Dans un pays démocratique, trente ans de prison, c'est déjà une peine énorme, même pour un meurtrier, non?
Pas aux Etats-Unis, qui donnent, pourtant, des leçons sur les Droits humains à tous les autres pays et qui n'hésitent pas, pour bien leur enfoncer ça dans le crâne, à aller les dévaster.

Note perso

Bon, ils sont où, les indignés contre la justice américaine?
Ceux qui trouvaient insupportable et "sidérant" de voir un accusé sous les flashes de photographes. Ceux qui accusent le système judiciaire US quand ça les arrange, mais qui oublient tous les anonymes qui croupissent dans les prisons pendant des décennies.
Qui oublient ceux qui croupissent dans le couloir de la mort, à qui on annonce régulièrement la date de leur exécution, qui est parfois suspendue au dernier moment.

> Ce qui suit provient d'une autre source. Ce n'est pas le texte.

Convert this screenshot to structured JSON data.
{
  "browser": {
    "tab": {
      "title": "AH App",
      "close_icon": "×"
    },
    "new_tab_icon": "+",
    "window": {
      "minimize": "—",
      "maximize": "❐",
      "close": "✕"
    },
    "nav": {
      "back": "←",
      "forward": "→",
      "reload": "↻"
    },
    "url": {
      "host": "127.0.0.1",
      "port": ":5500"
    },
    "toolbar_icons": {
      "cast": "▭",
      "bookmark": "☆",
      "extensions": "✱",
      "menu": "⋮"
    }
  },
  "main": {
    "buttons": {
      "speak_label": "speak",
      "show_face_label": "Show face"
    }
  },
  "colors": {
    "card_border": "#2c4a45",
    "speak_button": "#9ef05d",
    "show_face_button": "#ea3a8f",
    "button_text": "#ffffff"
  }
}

Qui oublient que certains prisonniers vont passer leur vie entière dans une prison et n'en ressortiront que les pieds devant.
Qui oublient que certains prisonniers sont des malades mentaux.
Qui oublient que certains prisonniers étaient mineurs au moment des faits.
Qui oublient que la politique gouvernementale en France en prend le chemin.
Alors, oui, le système judiciaire américain est barbare.
Barbare pour les pauvres, en particulier les noirs ou les latinos.
Les "dealers", quoi, comme dit Badinter.
Pas des escrocs de grande envergure qui arrosent les partis politiques de leurs largesses bien mal acquises et qui sont au-dessus des lois, parce que là-haut, tout le monde protège tout le monde, parce que tout le monde a quelque chose à se reprocher.